Pour de nombreux parents, ces crises peuvent être déroutantes, stressantes, voire épuisantes. Toutefois, il est essentiel de comprendre que les crises de colère sont souvent l’expression d’un besoin ou d’une émotion que l’enfant n’a pas encore appris à gérer autrement.
Qu’est-ce qui déclenche une crise?
Comme vu plus haut, une crise de colère est bien souvent le résultat d'une frustration ou autre émotion désagréable intense. L'enfant, encore immature sur le plan émotionnel, est confronté à une situation qu'il ne parvient pas à maîtriser, ce qui déclenche une réaction parfois « disproportionnée », mais compréhensible au vu des réactions neurologiques.
Ces situations peuvent inclure un besoin insatisfait (ex: fatigue, faim), un frustration liée à une difficulté à se faire comprendre (souvent le cas des jeunes enfants qui n’ont pas encore acquis le langage verbal), un désir non aboutit (ex: le jouet que l’on convoite qui est dans la main du camarade, qu'on ne peut pas avoir)…
Toutefois, ces états de crises ne sont pas retenues uniquement par des besoins insatisfaits ou des désirs non satisfaits; il est commun d’observer la demande d’attention du parent, ou une forme de communication acquise par la colère (forme de mimétisme de la communication parentale).

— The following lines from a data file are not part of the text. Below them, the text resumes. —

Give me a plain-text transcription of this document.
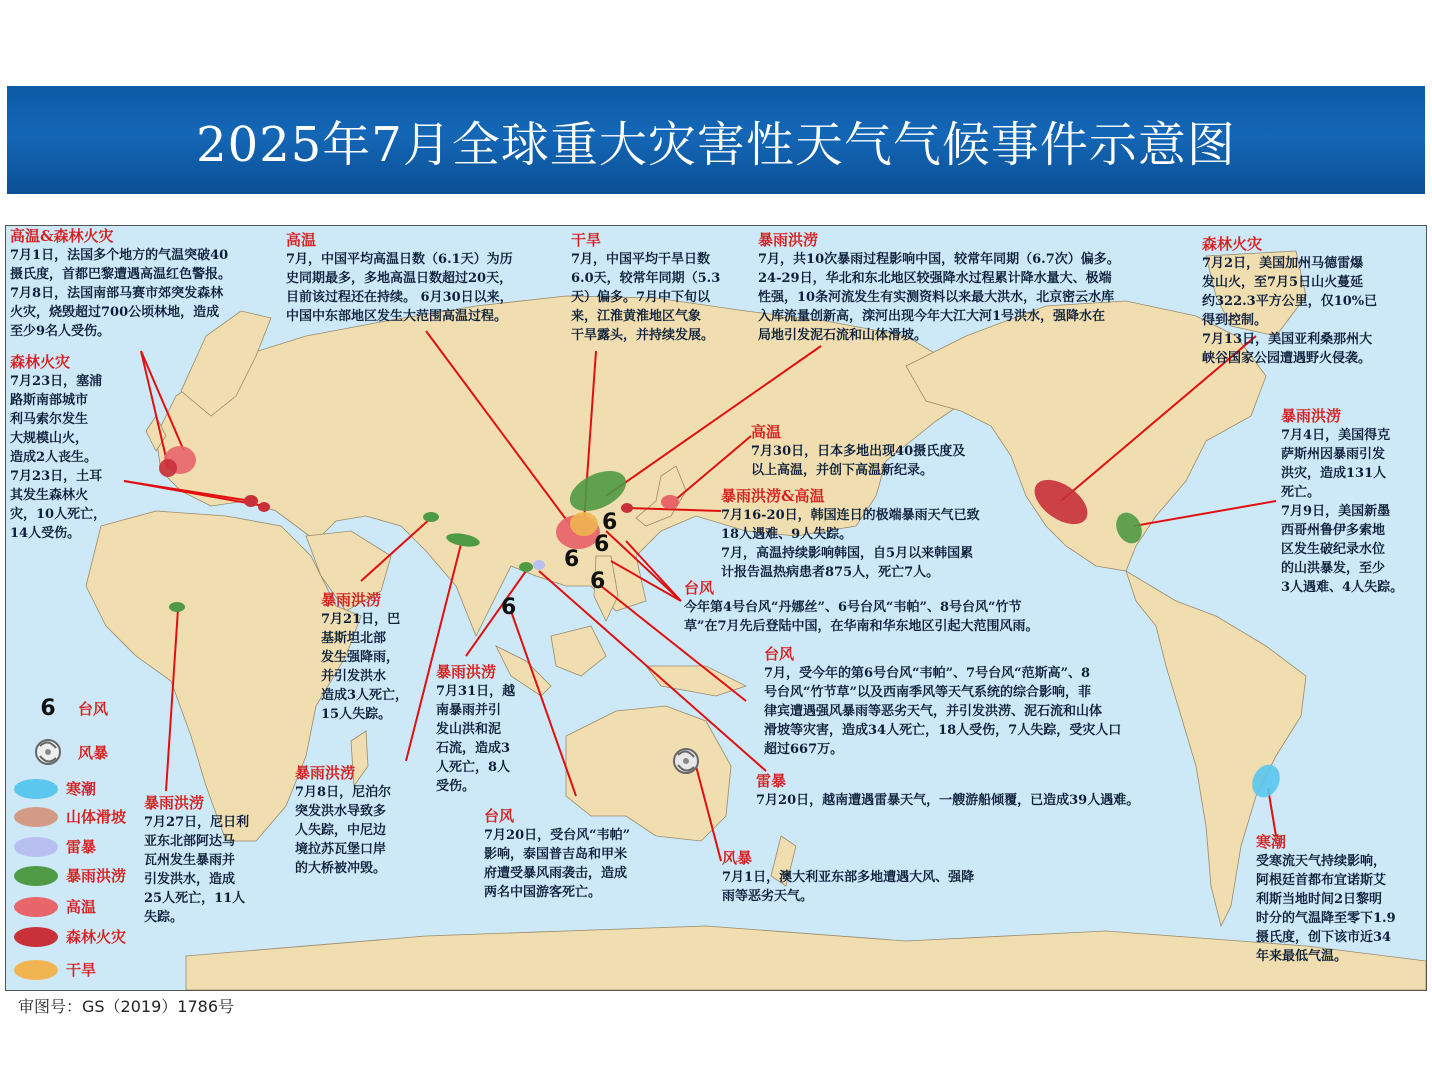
2025年7月全球重大灾害性天气气候事件示意图
6
6
6
6
6
高温&森林火灾
7月1日，法国多个地方的气温突破40
摄氏度，首都巴黎遭遇高温红色警报。
7月8日，法国南部马赛市郊突发森林
火灾，烧毁超过700公顷林地，造成
至少9名人受伤。
森林火灾
7月23日，塞浦
路斯南部城市
利马索尔发生
大规模山火，
造成2人丧生。
7月23日，土耳
其发生森林火
灾，10人死亡，
14人受伤。
高温
7月，中国平均高温日数（6.1天）为历
史同期最多，多地高温日数超过20天，
目前该过程还在持续。 6月30日以来，
中国中东部地区发生大范围高温过程。
干旱
7月，中国平均干旱日数
6.0天，较常年同期（5.3
天）偏多。7月中下旬以
来，江淮黄淮地区气象
干旱露头，并持续发展。
暴雨洪涝
7月，共10次暴雨过程影响中国，较常年同期（6.7次）偏多。
24-29日，华北和东北地区较强降水过程累计降水量大、极端
性强，10条河流发生有实测资料以来最大洪水，北京密云水库
入库流量创新高，滦河出现今年大江大河1号洪水，强降水在
局地引发泥石流和山体滑坡。
森林火灾
7月2日，美国加州马德雷爆
发山火，至7月5日山火蔓延
约322.3平方公里，仅10%已
得到控制。
7月13日，美国亚利桑那州大
峡谷国家公园遭遇野火侵袭。
暴雨洪涝
7月4日，美国得克
萨斯州因暴雨引发
洪灾，造成131人
死亡。
7月9日，美国新墨
西哥州鲁伊多索地
区发生破纪录水位
的山洪暴发，至少
3人遇难、4人失踪。
高温
7月30日，日本多地出现40摄氏度及
以上高温，并创下高温新纪录。
暴雨洪涝&高温
7月16-20日，韩国连日的极端暴雨天气已致
18人遇难、9人失踪。
7月，高温持续影响韩国，自5月以来韩国累
计报告温热病患者875人，死亡7人。
台风
今年第4号台风“丹娜丝”、6号台风“韦帕”、8号台风“竹节
草”在7月先后登陆中国，在华南和华东地区引起大范围风雨。
台风
7月，受今年的第6号台风“韦帕”、7号台风“范斯高”、8
号台风“竹节草”以及西南季风等天气系统的综合影响，菲
律宾遭遇强风暴雨等恶劣天气，并引发洪涝、泥石流和山体
滑坡等灾害，造成34人死亡，18人受伤，7人失踪，受灾人口
超过667万。
暴雨洪涝
7月21日，巴
基斯坦北部
发生强降雨，
并引发洪水
造成3人死亡，
15人失踪。
暴雨洪涝
7月31日，越
南暴雨并引
发山洪和泥
石流，造成3
人死亡，8人
受伤。
暴雨洪涝
7月8日，尼泊尔
突发洪水导致多
人失踪，中尼边
境拉苏瓦堡口岸
的大桥被冲毁。
暴雨洪涝
7月27日，尼日利
亚东北部阿达马
瓦州发生暴雨并
引发洪水，造成
25人死亡，11人
失踪。
台风
7月20日，受台风“韦帕”
影响，泰国普吉岛和甲米
府遭受暴风雨袭击，造成
两名中国游客死亡。
雷暴
7月20日，越南遭遇雷暴天气，一艘游船倾覆，已造成39人遇难。
风暴
7月1日，澳大利亚东部多地遭遇大风、强降
雨等恶劣天气。
寒潮
受寒流天气持续影响，
阿根廷首都布宜诺斯艾
利斯当地时间2日黎明
时分的气温降至零下1.9
摄氏度，创下该市近34
年来最低气温。
6	台风
风暴
寒潮
山体滑坡
雷暴
暴雨洪涝
高温
森林火灾
干旱
审图号：GS（2019）1786号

☞ C'est pourquoi il est essentiel d'observer le contenu de ces crises: comprendre le "pourquoi" aidera l'adulte à mieux accompagner l'enfant.

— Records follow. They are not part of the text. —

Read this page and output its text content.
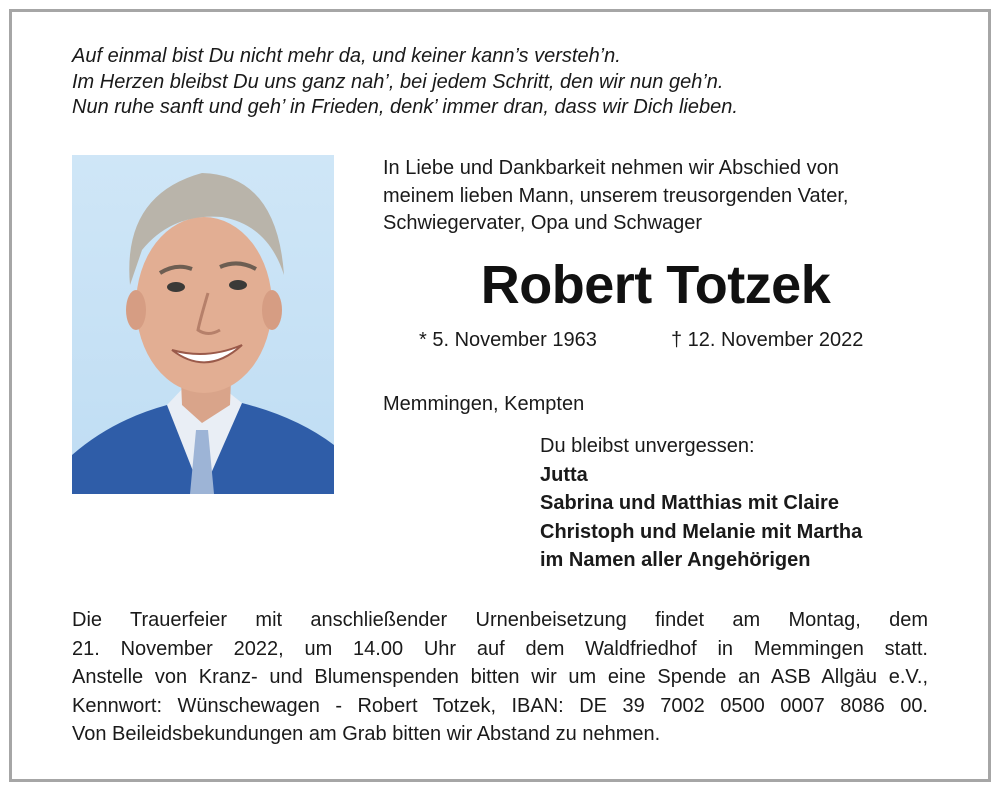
Auf einmal bist Du nicht mehr da, und keiner kann’s versteh’n.
Im Herzen bleibst Du uns ganz nah’, bei jedem Schritt, den wir nun geh’n.
Nun ruhe sanft und geh’ in Frieden, denk’ immer dran, dass wir Dich lieben.
In Liebe und Dankbarkeit nehmen wir Abschied von
meinem lieben Mann, unserem treusorgenden Vater,
Schwiegervater, Opa und Schwager
Robert Totzek
* 5. November 1963	† 12. November 2022
Memmingen, Kempten
Du bleibst unvergessen:
Jutta
Sabrina und Matthias mit Claire
Christoph und Melanie mit Martha
im Namen aller Angehörigen
Die Trauerfeier mit anschließender Urnenbeisetzung findet am Montag, dem
21. November 2022, um 14.00 Uhr auf dem Waldfriedhof in Memmingen statt.
Anstelle von Kranz- und Blumenspenden bitten wir um eine Spende an ASB Allgäu e.V.,
Kennwort: Wünschewagen - Robert Totzek, IBAN: DE 39 7002 0500 0007 8086 00.
Von Beileidsbekundungen am Grab bitten wir Abstand zu nehmen.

Comment réagir en tant qu’adulte ?
Il est important de comprendre que les crises de colère chez l’enfant ne sont pas mises en place contre l’adulte, puisque l’enfant lui-même ne les contrôle pas, donc il ne contrôle pas non plus envers qui il va diriger ces comportements compensatoires (de fuite ou de combat émotionnel: taper).
Ce n'est par évidence pas une partie de plaisir. La tristesse et la colère sont les deux émotions les plus dures à accompagner pour les parents (c'est ce qui fait l'objet de beaucoup de consultations en thérapie). Dans la société, c'est aussi très inclus:
✶ exemple: mettre une tétine dans la bouche d'un enfant qui pleure.
Deux choses se passent ici:
➢ Vous ne permettez pas à l'enfant la régulation émotionnelle puisque la tétine coupe une partie ou la totalité de l'émotion.
➢ Vous renforcez une croyance sociétale inconsciente qui est que pas toutes les émotions ne sont exprimables.
Tout ça car elle vient vous déstabiliser vous en tant qu'adulte.
Certains parents vont se mettre en colère face à l'émotion désagréable de l'enfant, ou se montrer évitant. Ces postures inadaptées parlent beaucoup de la façon dont vous même avez été accompagnés à la gestion émotionnelle (par vos figures d'attachement, le contexte sociétal mais aussi les chocs émotionnelles qui impactent votre auto-régulation).
Votre calme est d’une grande aide!
N’oubliez pas que vous êtes le modele exemplaire de votre enfant. Votre capacité à rester calme apprend à votre enfant que la situation peut être controlée:
-Maman/Papa fait face à une situation émotionnelle importante (ma crise) et n’est pas débordée par ce stimulus.
A contrario, si votre réponse à sa colère déclenche vôtre colère, le message s’inverse et la crainte s’intensifie chez l’enfant.
-Maman/Papa fait face à une situation émotionnelle importante (ma crise) et ne sait pas non plus gérer ses émotions.
Votre enfant à besoin d’un espace sécuritaire et d’un parent compréhensif (lorsque vous êtes en colère, vous confronté l’enfant, puisque vous refusez son état émotionnel qu’il ne fait pas exprès de ne pas savoir gérer).
Aidez votre enfant à identifier en validant son émotion.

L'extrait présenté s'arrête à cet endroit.